Santos e teólogos ao longo da história, como Santo Agostinho e São Tomás de Aquino, destacaram a profundidade teológica do evangelho mateano. São Tomás de Aquino, na sua Suma teológica, observa que Mateus enfatiza a realeza e a divindade de Cristo, apontando para a união perfeita entre justiça e misericórdia. Este equilíbrio é central para a espiritualidade católica, que busca viver a santidade sem dissociar fé e ação, teoria e prática, vida interior e compromisso social.
A celebração litúrgica de São Mateus no dia 21 de setembro é uma oportunidade para os fiéis aprofundarem a consciência do chamado cristão. A liturgia romana, seguindo o Missal Romano, apresenta leituras que evocam o tema da vocação e da resposta generosa a Deus. A coletânea de antífonas e orações da Igreja destaca a intercessão de Mateus para que os cristãos sejam fiéis em seguir Cristo, especialmente em meio às dificuldades e desafios do mundo contemporâneo.
Além da liturgia, a devoção popular a São Mateus reflete a veneração da Igreja por seus santos como modelos de vida virtuosa. Igrejas dedicadas a ele em diversas partes do mundo mantêm tradições de oração, novenas e festas locais, reforçando a continuidade entre fé, cultura e vida comunitária. O Papa João Paulo II, em diversos pronunciamentos, recordou que a vida dos santos serve como “espelho luminoso” para todos os cristãos, evidenciando que a santidade é acessível a todos que respondem ao chamado de Deus com coragem e fidelidade.
O exemplo de Mateus é particularmente relevante no contexto atual, marcado por desafios sociais, culturais e espirituais. Sua conversão de cobrador de impostos a apóstolo demonstra que nenhuma vida está fora do alcance da graça divina. Ele nos ensina que a vocação cristã exige compromisso, renúncia e uma profunda confiança em Deus, elementos essenciais para a evangelização no século XXI.
O Papa Francisco, em suas catequeses sobre os evangelistas, ressalta que Mateus mostra a dimensão pastoral do Evangelho: ele não escreve apenas para instruir, mas para transformar corações e comunidades. Essa visão continua a orientar a Igreja em sua missão evangelizadora, lembrando que o anúncio de Cristo não é apenas doutrinal, mas também ético e existencial, chamando todos os cristãos a viver a fé de maneira coerente e testemunhal.

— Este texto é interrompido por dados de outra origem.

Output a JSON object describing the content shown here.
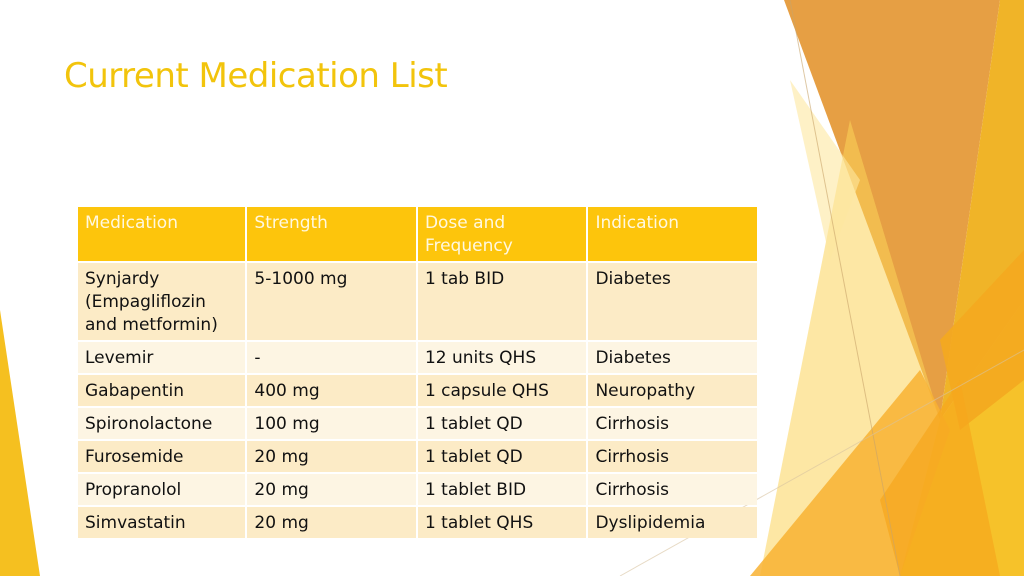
{
  "slide": {
    "title": "Current Medication List"
  },
  "table": {
    "headers": [
      "Medication",
      "Strength",
      "Dose and Frequency",
      "Indication"
    ],
    "rows": [
      [
        "Synjardy (Empagliflozin and metformin)",
        "5-1000 mg",
        "1 tab BID",
        "Diabetes"
      ],
      [
        "Levemir",
        "-",
        "12 units QHS",
        "Diabetes"
      ],
      [
        "Gabapentin",
        "400 mg",
        "1 capsule QHS",
        "Neuropathy"
      ],
      [
        "Spironolactone",
        "100 mg",
        "1 tablet QD",
        "Cirrhosis"
      ],
      [
        "Furosemide",
        "20 mg",
        "1 tablet QD",
        "Cirrhosis"
      ],
      [
        "Propranolol",
        "20 mg",
        "1 tablet BID",
        "Cirrhosis"
      ],
      [
        "Simvastatin",
        "20 mg",
        "1 tablet QHS",
        "Dyslipidemia"
      ]
    ]
  },
  "colors": {
    "accent": "#f2c40c",
    "header_fill": "#fdc50c",
    "row_odd": "#fcebc6",
    "row_even": "#fdf5e3"
  }
}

São Mateus permanece como um farol para a Igreja e para cada fiel. Sua vida e seu evangelho nos convidam à conversão pessoal, à fidelidade à vocação cristã e ao compromisso com a justiça e a misericórdia. Celebrá-lo em 21 de setembro é mais do que recordar um personagem histórico; é renovar o chamado de Deus em nossas vidas, refletir sobre a responsabilidade de anunciar o Evangelho e reconhecer que, como Mateus, somos convidados a deixar o que nos impede de seguir Cristo plenamente.
A memória litúrgica de São Mateus, portanto, não é apenas uma festa de recordação, mas um convite contínuo à santidade, à evangelização e à vivência coerente da fé. Seu exemplo permanece atual, guiando a Igreja na missão de levar a Boa Nova a todos os povos, fortalecendo a vida comunitária e pessoal e iluminando o caminho da humanidade com a luz de Cristo.